Inclusion is a hot topic in workplaces. Something that I want to make a hot topic in daily life. This is my post on how I have become more inclusive in my life over time. A few tips on how you may become of a more inclusive mind as well.
We all have biases. We were raised a certain way. Experiences in life have reshaped us over and over. There is a way things “should” be, that motivates our minds; and we live from these biases on a regular basis.
When I was very young I began taking interest in other cultures other than my own. I looked into Japanese culture, Spain and wanted to know more about Mexican-Americans around me. Sometimes I was shy and all I could do was watch from far off, but I was interested.

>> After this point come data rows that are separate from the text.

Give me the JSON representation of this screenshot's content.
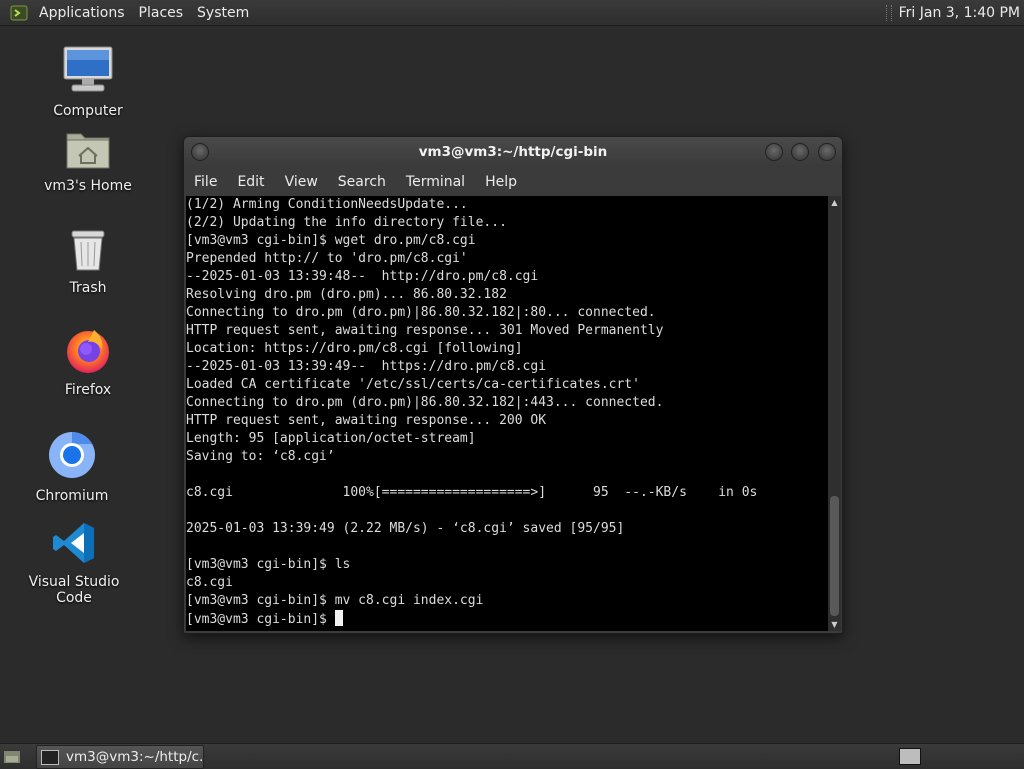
{
  "top_panel": {
    "menus": [
      "Applications",
      "Places",
      "System"
    ],
    "clock": "Fri Jan  3,  1:40 PM"
  },
  "desktop_icons": [
    {
      "label": "Computer",
      "icon": "computer-icon"
    },
    {
      "label": "vm3's Home",
      "icon": "home-folder-icon"
    },
    {
      "label": "Trash",
      "icon": "trash-icon"
    },
    {
      "label": "Firefox",
      "icon": "firefox-icon"
    },
    {
      "label": "Chromium",
      "icon": "chromium-icon"
    },
    {
      "label": "Visual Studio Code",
      "icon": "vscode-icon"
    }
  ],
  "terminal": {
    "title": "vm3@vm3:~/http/cgi-bin",
    "menu": [
      "File",
      "Edit",
      "View",
      "Search",
      "Terminal",
      "Help"
    ],
    "lines": [
      "(1/2) Arming ConditionNeedsUpdate...",
      "(2/2) Updating the info directory file...",
      "[vm3@vm3 cgi-bin]$ wget dro.pm/c8.cgi",
      "Prepended http:// to 'dro.pm/c8.cgi'",
      "--2025-01-03 13:39:48--  http://dro.pm/c8.cgi",
      "Resolving dro.pm (dro.pm)... 86.80.32.182",
      "Connecting to dro.pm (dro.pm)|86.80.32.182|:80... connected.",
      "HTTP request sent, awaiting response... 301 Moved Permanently",
      "Location: https://dro.pm/c8.cgi [following]",
      "--2025-01-03 13:39:49--  https://dro.pm/c8.cgi",
      "Loaded CA certificate '/etc/ssl/certs/ca-certificates.crt'",
      "Connecting to dro.pm (dro.pm)|86.80.32.182|:443... connected.",
      "HTTP request sent, awaiting response... 200 OK",
      "Length: 95 [application/octet-stream]",
      "Saving to: ‘c8.cgi’",
      "",
      "c8.cgi              100%[===================>]      95  --.-KB/s    in 0s",
      "",
      "2025-01-03 13:39:49 (2.22 MB/s) - ‘c8.cgi’ saved [95/95]",
      "",
      "[vm3@vm3 cgi-bin]$ ls",
      "c8.cgi",
      "[vm3@vm3 cgi-bin]$ mv c8.cgi index.cgi"
    ],
    "prompt": "[vm3@vm3 cgi-bin]$ "
  },
  "taskbar": {
    "window_label": "vm3@vm3:~/http/c..."
  }
}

Being interested allows you to focus in and see more about others. I am not a shy person so many times I interacted with my new friends that I was paying attention to.

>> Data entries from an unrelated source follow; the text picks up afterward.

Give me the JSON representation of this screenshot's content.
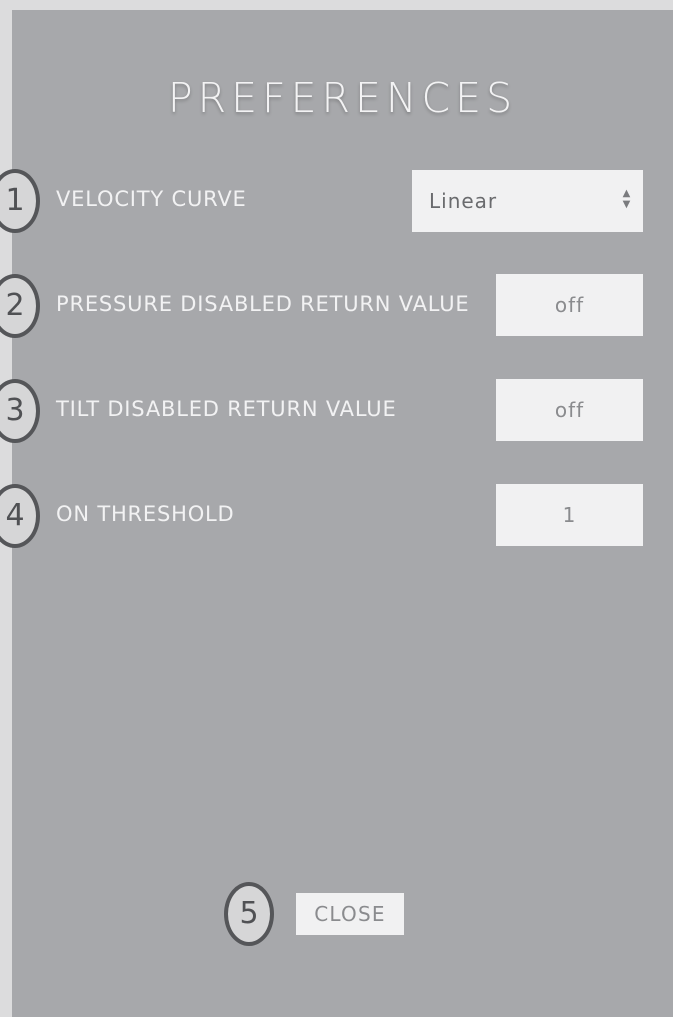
{
  "title": "PREFERENCES",
  "rows": [
    {
      "badge": "1",
      "label": "VELOCITY CURVE",
      "value": "Linear",
      "control": "select"
    },
    {
      "badge": "2",
      "label": "PRESSURE DISABLED RETURN VALUE",
      "value": "off",
      "control": "input"
    },
    {
      "badge": "3",
      "label": "TILT DISABLED RETURN VALUE",
      "value": "off",
      "control": "input"
    },
    {
      "badge": "4",
      "label": "ON THRESHOLD",
      "value": "1",
      "control": "input"
    }
  ],
  "close": {
    "badge": "5",
    "label": "CLOSE"
  },
  "icons": {
    "select_arrows": "up-down-arrows-icon"
  },
  "colors": {
    "background": "#dcdcdd",
    "panel": "#a7a8ab",
    "field": "#f1f1f2",
    "badge_border": "#555659"
  }
}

It is easier to take an interest in people we know. It’s a bit more daunting to take interest in people we do not know. We may not want to feel intrusive or voyeuristic.

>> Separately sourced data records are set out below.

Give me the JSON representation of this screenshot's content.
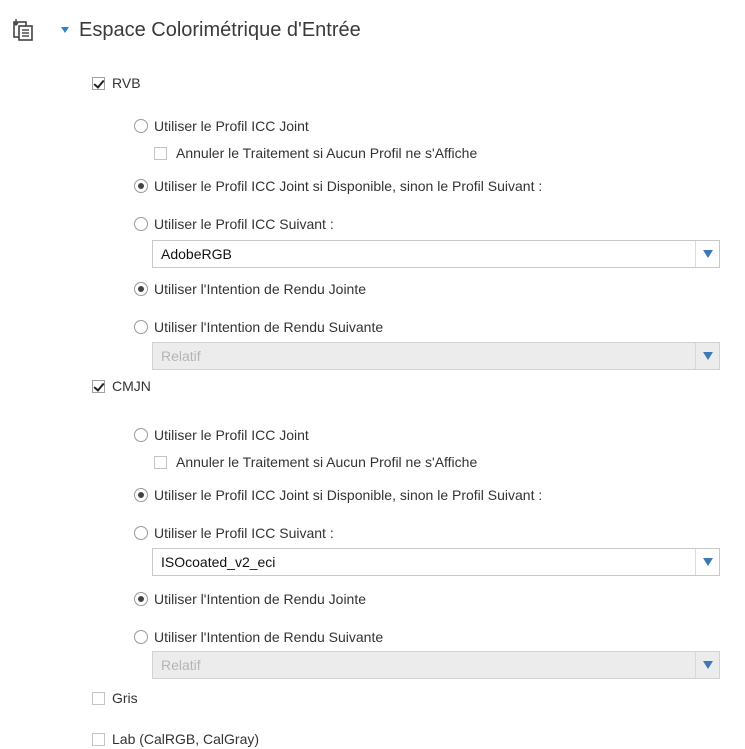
{
  "section": {
    "icon": "import-document-icon",
    "title": "Espace Colorimétrique d'Entrée"
  },
  "rvb": {
    "label": "RVB",
    "checked": true,
    "use_embedded": "Utiliser le Profil ICC Joint",
    "cancel_if_none": "Annuler le Traitement si Aucun Profil ne s'Affiche",
    "use_embedded_else": "Utiliser le Profil ICC Joint si Disponible, sinon le Profil Suivant :",
    "use_following": "Utiliser le Profil ICC Suivant :",
    "profile_value": "AdobeRGB",
    "use_embedded_intent": "Utiliser l'Intention de Rendu Jointe",
    "use_following_intent": "Utiliser l'Intention de Rendu Suivante",
    "intent_value": "Relatif"
  },
  "cmjn": {
    "label": "CMJN",
    "checked": true,
    "use_embedded": "Utiliser le Profil ICC Joint",
    "cancel_if_none": "Annuler le Traitement si Aucun Profil ne s'Affiche",
    "use_embedded_else": "Utiliser le Profil ICC Joint si Disponible, sinon le Profil Suivant :",
    "use_following": "Utiliser le Profil ICC Suivant :",
    "profile_value": "ISOcoated_v2_eci",
    "use_embedded_intent": "Utiliser l'Intention de Rendu Jointe",
    "use_following_intent": "Utiliser l'Intention de Rendu Suivante",
    "intent_value": "Relatif"
  },
  "gris": {
    "label": "Gris",
    "checked": false
  },
  "lab": {
    "label": "Lab (CalRGB, CalGray)",
    "checked": false
  },
  "colors": {
    "accent": "#2b86c5",
    "dropdown_arrow": "#3f77b6",
    "disabled_bg": "#ececec"
  }
}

Today we live in an app society. If I want to learn more about other cultures and people, I do not only have a book or magazine I could read. I can download an app and chat with people from other cultures and ask the scary questions that I am wondering about.
I can just have a normal conversation and see that people the world over are much the same as I am. Even if they have different religious practices or social traditions. We may both love eating potato chips instead of popcorn while watching a good movie.
Supporting Funny Jokes
Racial, gender biased, political or religious jokes are never fun. They can be “fun” in a select group, but not in a diverse group. Someone in that group is bound to connect to the offended end of that joke.
I’ve learned to smile at jokes and just say “Oh, no fair!” Then I walk away. I have decided that it is no fun heckling the comedian. I also do not have to participate in the jovial laughter.
This is a more passive approach to the issue. I believe confronting a person that intended to be funny and not cause dissension is counter-productive. Hard confrontation is the answer we want to save for hard issues. And we, of course, have more conversations about “jokes,” like this post.
Reading a book. Chatting with a friend.
Reading books you would not normally read that have opinions you would not normally agree with. This opens you up to some different though lives. Inclusion is not just about race, gender, and religion. Be curious about unconventional inclusion, such as a memoir from a musician you would not normally listen to, a book by a politician you do not agree with, or a chat with an inmate that did something that you do not understand (by letter of course).
For this portion of the post, I am not saying that this is something that you have to do all the time. But learning more about others that are a mystery to you is a great way to have a more inclusive mind. If you only do these things a few times a decade you are expanding your inclusive mind in many ways.
We always talk about forgiving others. But in this post, we will talk about self-forgiveness. We are prone to bias. It is the way we were born and raised. Bias is a part of our lives. We will work with it every day.
Bias allows us to make sense of our world. That does not mean that we cannot bend reality in the area of our biases. When we are no longer in agreement with a past bias we can sometimes get to where we are not so nice to ourselves.
If you want to be nice to others, then you must start with yourself. So forgive yourself of that bias and move on. Say it out loud… “I use to feel this way about _____, but I no longer feel this way. I forgive myself for being that way before.”
Forgiveness is a simple practice, but a powerful one.
An open mind begets an open heart. Bias stands on the back of ignorance. Our biases shift by gaining more knowledge and understanding. The jokes that once were told in our small select groups no longer have savored. We grow as a person and we change that one person that needs changing in the whole entire world: ourselves. Inclusion begins with you.